Becoming The Global Factory: How To Nail It This Time

Source: The post is based on an article Becoming The Global Factory: How To Nail It This Time” published in The Times of India on 28th January 2023. 

Syllabus: GS 3 – Indian Economy 

Relevance: About the factors leading the improvement in the Indian economy 

News: India has seen economic growth in recent years and received $84 billion in foreign direct investment despite declining global demands, pandemic and war. 

This shows that India has huge potential to attract additional FDI in the real sectors. 

How is India in a better economic position? 

Implemented systematic changes: India is in a better position now because of numerous systematic changes made by India in telecommunications, power, infrastructure and talent. India also has a huge educated population with most of them being youth. 

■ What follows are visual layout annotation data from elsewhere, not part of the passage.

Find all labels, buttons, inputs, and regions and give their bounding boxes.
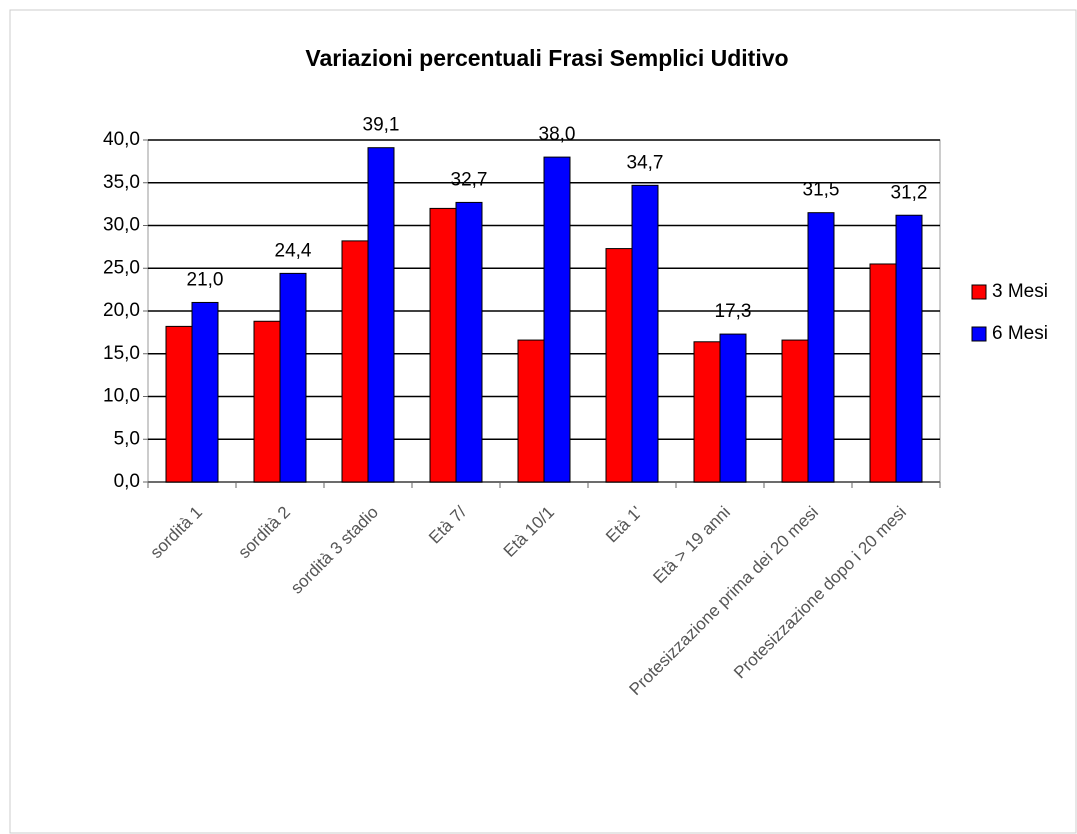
bar <box>895 214 923 483</box>
bar <box>719 333 747 483</box>
y-tick-label: 0,0 <box>114 471 140 492</box>
bar <box>543 156 571 483</box>
value-label: 39,1 <box>363 115 400 136</box>
value-label: 32,7 <box>451 169 488 190</box>
y-tick-label: 15,0 <box>103 343 140 364</box>
bar <box>341 240 369 483</box>
y-tick-label: 30,0 <box>103 215 140 236</box>
value-label: 24,4 <box>275 240 312 261</box>
bar <box>367 147 395 483</box>
value-label: 21,0 <box>187 269 224 290</box>
y-tick-label: 20,0 <box>103 300 140 321</box>
legend-swatch <box>971 284 987 300</box>
chart-title: Variazioni percentuali Frasi Semplici Ud… <box>305 45 788 71</box>
bar <box>455 201 483 483</box>
legend-swatch <box>971 326 987 342</box>
bar <box>279 272 307 483</box>
bar <box>605 248 633 483</box>
bar <box>253 320 281 483</box>
bar <box>693 341 721 483</box>
bar <box>807 212 835 483</box>
value-label: 34,7 <box>627 152 664 173</box>
bar <box>191 301 219 483</box>
bar <box>429 207 457 483</box>
value-label: 17,3 <box>715 301 752 322</box>
y-tick-label: 40,0 <box>103 129 140 150</box>
bar <box>165 325 193 483</box>
y-tick-label: 25,0 <box>103 257 140 278</box>
bar <box>781 339 809 483</box>
y-tick-label: 35,0 <box>103 172 140 193</box>
bar <box>517 339 545 483</box>
bar <box>869 263 897 483</box>
value-label: 31,5 <box>803 180 840 201</box>
bar <box>631 184 659 483</box>
y-tick-label: 5,0 <box>114 428 140 449</box>
legend-label: 3 Mesi <box>992 281 1048 302</box>
value-label: 31,2 <box>891 182 928 203</box>
value-label: 38,0 <box>539 124 576 145</box>
y-tick-label: 10,0 <box>103 386 140 407</box>
legend-label: 6 Mesi <box>992 323 1048 344</box>
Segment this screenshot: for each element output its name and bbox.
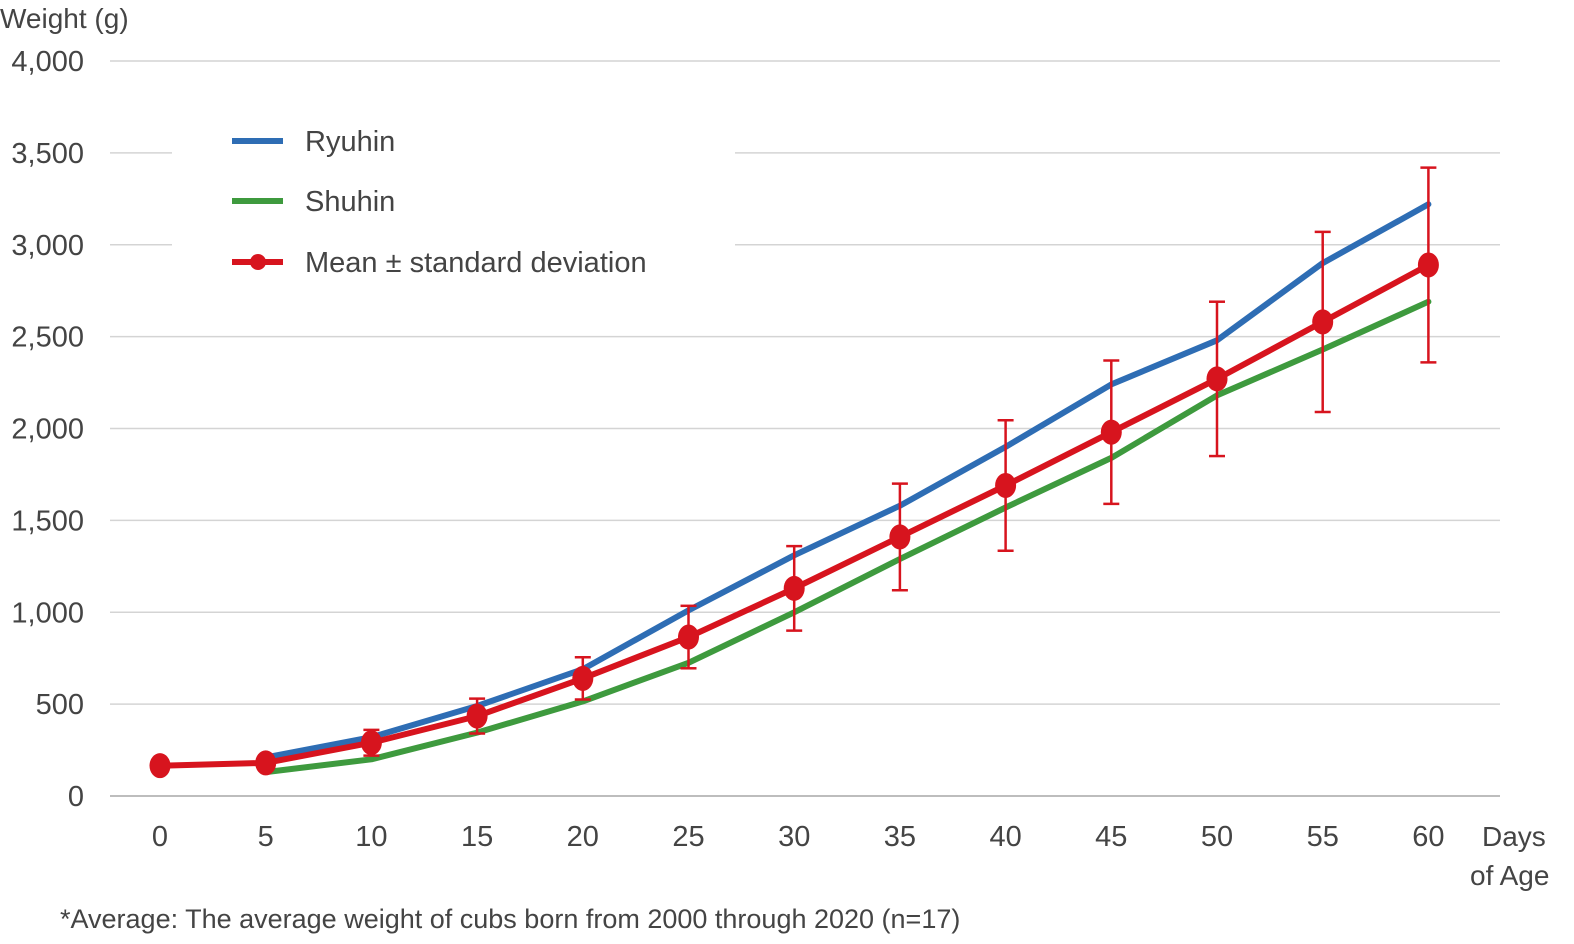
- mean-marker: [149, 753, 171, 779]
- y-tick-label: 1,000: [11, 597, 84, 629]
- x-tick-label: 35: [884, 821, 916, 853]
- x-tick-label: 20: [567, 821, 599, 853]
- mean-marker: [1206, 366, 1228, 392]
- x-tick-label: 25: [672, 821, 704, 853]
- x-tick-labels: 0 5 10 15 20 25 30 35 40 45 50 55 60: [152, 821, 1445, 853]
- legend-label: Mean ± standard deviation: [305, 247, 647, 279]
- y-tick-label: 2,500: [11, 322, 84, 354]
- x-tick-label: 45: [1095, 821, 1127, 853]
- legend: Ryuhin Shuhin Mean ± standard deviation: [232, 126, 647, 279]
- mean-marker: [1100, 419, 1122, 445]
- mean-marker: [783, 575, 805, 601]
- series-line-shuhin: [262, 298, 1432, 776]
- series-line-ryuhin: [262, 201, 1432, 761]
- mean-marker: [572, 665, 594, 691]
- x-axis-title-line2: of Age: [1470, 860, 1549, 891]
- mean-marker: [1312, 309, 1334, 335]
- y-tick-label: 0: [68, 781, 84, 813]
- footnote: *Average: The average weight of cubs bor…: [60, 904, 961, 934]
- mean-markers: [149, 252, 1439, 779]
- x-tick-label: 10: [355, 821, 387, 853]
- series-line-mean-standard-deviation: [157, 262, 1432, 769]
- mean-marker: [889, 524, 911, 550]
- legend-label: Shuhin: [305, 186, 395, 218]
- y-tick-label: 500: [36, 689, 84, 721]
- y-axis-title: Weight (g): [0, 3, 129, 34]
- x-tick-label: 30: [778, 821, 810, 853]
- y-tick-label: 4,000: [11, 46, 84, 78]
- x-tick-label: 0: [152, 821, 168, 853]
- x-tick-label: 5: [258, 821, 274, 853]
- y-tick-label: 2,000: [11, 414, 84, 446]
- mean-marker: [255, 750, 277, 776]
- x-tick-label: 15: [461, 821, 493, 853]
- x-axis-title-line1: Days: [1482, 821, 1546, 852]
- y-tick-labels: 0 500 1,000 1,500 2,000 2,500 3,000 3,500 4,000: [11, 46, 84, 813]
- mean-marker: [360, 730, 382, 756]
- x-tick-label: 60: [1412, 821, 1444, 853]
- legend-label: Ryuhin: [305, 126, 395, 158]
- mean-marker: [678, 624, 699, 650]
- mean-marker: [1417, 252, 1439, 278]
- x-tick-label: 40: [989, 821, 1021, 853]
- y-tick-label: 1,500: [11, 505, 84, 537]
- legend-marker: [250, 254, 266, 270]
- x-tick-label: 55: [1307, 821, 1339, 853]
- mean-marker: [466, 703, 488, 729]
- y-tick-label: 3,000: [11, 230, 84, 262]
- mean-marker: [995, 472, 1017, 498]
- y-tick-label: 3,500: [11, 138, 84, 170]
- x-tick-label: 50: [1201, 821, 1233, 853]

Increasing Per Capita Income: According to a report by Morgan Stanley, the number of households earning over $35,000/year will increase fivefold in the next decade, reaching over 25 million. 

This will increase the GDP to more than $7. 5 trillion by 2031 and an 11% annual compounding of market capitalisation to $10 trillion over the next decade. 

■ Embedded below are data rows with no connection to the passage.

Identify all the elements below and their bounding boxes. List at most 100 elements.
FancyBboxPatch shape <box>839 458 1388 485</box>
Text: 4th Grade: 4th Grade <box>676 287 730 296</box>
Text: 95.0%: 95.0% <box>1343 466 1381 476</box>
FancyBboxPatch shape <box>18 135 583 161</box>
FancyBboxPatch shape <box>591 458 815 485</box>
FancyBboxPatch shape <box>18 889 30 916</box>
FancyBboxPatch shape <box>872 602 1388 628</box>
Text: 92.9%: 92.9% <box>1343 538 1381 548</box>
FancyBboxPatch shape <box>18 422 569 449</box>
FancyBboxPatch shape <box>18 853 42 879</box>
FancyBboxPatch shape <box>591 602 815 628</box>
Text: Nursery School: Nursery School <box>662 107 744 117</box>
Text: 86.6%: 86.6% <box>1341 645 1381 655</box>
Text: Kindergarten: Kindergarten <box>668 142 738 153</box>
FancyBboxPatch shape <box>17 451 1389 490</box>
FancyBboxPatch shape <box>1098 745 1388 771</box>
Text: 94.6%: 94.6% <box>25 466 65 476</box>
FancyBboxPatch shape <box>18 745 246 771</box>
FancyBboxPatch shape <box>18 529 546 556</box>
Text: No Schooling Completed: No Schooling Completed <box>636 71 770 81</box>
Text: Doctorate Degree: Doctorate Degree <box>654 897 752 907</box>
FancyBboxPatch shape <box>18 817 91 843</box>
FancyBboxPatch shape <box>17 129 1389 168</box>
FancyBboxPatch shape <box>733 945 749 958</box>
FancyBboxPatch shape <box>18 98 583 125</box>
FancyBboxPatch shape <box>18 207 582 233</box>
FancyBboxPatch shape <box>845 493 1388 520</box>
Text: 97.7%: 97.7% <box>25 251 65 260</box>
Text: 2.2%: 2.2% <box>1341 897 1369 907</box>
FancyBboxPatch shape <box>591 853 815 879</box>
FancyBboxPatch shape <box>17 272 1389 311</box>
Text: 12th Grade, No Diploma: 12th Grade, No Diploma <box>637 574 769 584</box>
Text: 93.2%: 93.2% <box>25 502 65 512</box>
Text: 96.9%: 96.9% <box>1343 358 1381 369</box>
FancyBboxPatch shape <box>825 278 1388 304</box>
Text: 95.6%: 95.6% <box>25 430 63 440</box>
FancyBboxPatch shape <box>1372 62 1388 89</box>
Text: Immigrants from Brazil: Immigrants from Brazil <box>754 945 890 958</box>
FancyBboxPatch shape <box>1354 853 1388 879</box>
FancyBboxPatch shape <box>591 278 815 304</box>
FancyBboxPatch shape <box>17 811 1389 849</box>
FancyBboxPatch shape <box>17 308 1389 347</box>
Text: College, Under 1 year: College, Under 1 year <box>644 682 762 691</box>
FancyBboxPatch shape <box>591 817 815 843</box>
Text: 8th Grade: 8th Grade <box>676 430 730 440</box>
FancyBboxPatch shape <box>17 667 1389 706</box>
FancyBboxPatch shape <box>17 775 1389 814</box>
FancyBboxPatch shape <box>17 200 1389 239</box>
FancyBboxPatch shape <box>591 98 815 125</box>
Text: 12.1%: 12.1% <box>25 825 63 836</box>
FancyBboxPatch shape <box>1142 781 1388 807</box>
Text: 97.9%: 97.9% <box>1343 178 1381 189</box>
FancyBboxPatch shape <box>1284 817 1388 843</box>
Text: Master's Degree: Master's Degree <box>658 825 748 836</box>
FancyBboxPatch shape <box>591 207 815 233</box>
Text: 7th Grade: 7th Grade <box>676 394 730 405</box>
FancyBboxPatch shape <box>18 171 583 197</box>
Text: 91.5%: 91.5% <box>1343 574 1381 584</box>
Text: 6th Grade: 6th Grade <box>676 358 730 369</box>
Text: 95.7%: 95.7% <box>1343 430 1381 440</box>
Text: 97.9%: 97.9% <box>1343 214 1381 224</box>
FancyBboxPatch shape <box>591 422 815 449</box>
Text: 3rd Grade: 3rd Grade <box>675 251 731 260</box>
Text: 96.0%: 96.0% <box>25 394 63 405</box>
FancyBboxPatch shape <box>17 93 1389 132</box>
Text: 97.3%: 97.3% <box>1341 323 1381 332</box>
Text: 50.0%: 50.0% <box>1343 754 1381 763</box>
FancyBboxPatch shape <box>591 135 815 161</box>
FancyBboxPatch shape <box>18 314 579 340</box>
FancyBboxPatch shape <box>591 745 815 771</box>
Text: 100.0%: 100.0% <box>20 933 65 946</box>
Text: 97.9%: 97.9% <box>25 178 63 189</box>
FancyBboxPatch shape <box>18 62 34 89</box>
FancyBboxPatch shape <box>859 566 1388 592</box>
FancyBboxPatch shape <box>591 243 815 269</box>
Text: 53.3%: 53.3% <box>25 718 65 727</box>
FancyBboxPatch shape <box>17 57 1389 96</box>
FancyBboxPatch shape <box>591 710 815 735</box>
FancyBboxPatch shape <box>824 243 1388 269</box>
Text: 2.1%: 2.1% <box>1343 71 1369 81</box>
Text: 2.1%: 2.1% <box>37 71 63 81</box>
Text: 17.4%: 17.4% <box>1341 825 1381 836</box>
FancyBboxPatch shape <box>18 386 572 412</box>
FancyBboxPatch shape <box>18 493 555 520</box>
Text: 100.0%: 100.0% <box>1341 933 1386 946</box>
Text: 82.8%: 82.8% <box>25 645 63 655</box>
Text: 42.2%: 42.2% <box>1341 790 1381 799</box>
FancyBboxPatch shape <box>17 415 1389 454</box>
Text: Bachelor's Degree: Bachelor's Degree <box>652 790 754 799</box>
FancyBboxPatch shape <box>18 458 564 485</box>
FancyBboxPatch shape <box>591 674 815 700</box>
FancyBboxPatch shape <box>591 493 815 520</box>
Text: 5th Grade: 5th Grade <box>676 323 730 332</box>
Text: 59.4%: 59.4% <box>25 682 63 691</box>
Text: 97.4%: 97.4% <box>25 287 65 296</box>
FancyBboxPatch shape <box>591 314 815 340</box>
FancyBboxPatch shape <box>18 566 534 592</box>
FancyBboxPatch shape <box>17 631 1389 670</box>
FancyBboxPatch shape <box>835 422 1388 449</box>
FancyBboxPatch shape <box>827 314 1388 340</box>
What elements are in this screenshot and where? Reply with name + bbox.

Increase in manufacturing: India is transitioning from being a global office to a global factory in the manufacturing sector. The combination of data and technology will help India in leading the world. 

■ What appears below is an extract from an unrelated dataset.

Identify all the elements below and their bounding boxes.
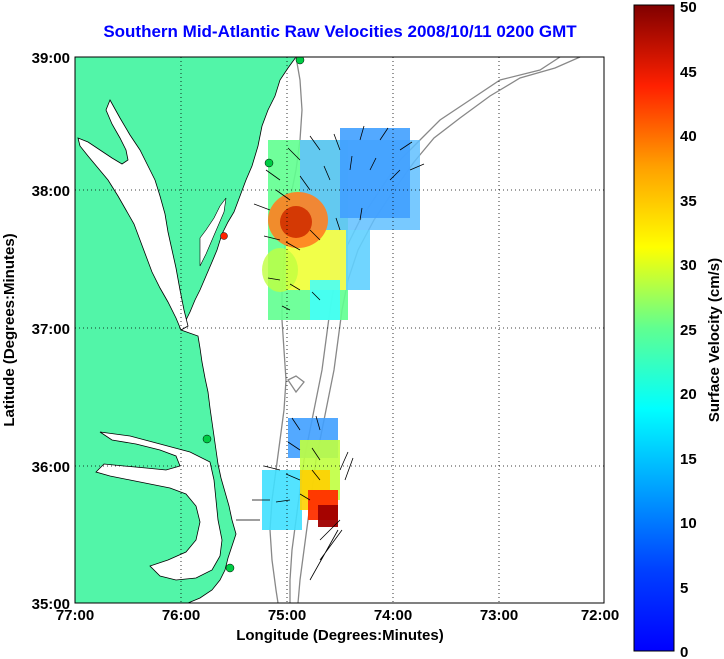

India is currently the fifth largest economy in the world and is on track to surpass Japan in the next five years and be on a par with Germany. 

Growth of the banking sector: The improvement in the banking network in the country has improved the flow of funds and given a boost to the number of bank accounts.  The bank account has increased from 43 per 1,000 people in 1972 to about 1,600 per 1,000 now. 

Other Initiatives: Such as Production-Linked Incentives, the China Plus One strategy and plans like Gati Shakti have given a boost to the overall economy of the nation and have ensured ease of doing business in India.  

Increase in FIIs: India has also been the destination for large Foreign Institutional Investors (FIIs) and it is witnessing a rise in sales of homes, automobiles and credit card spending across the country. 

However, challenges such as geopolitical disruptions and rising energy and commodity costs exist in India, but these can be mitigated by bringing up policies and eliminating obsolete laws and regulations.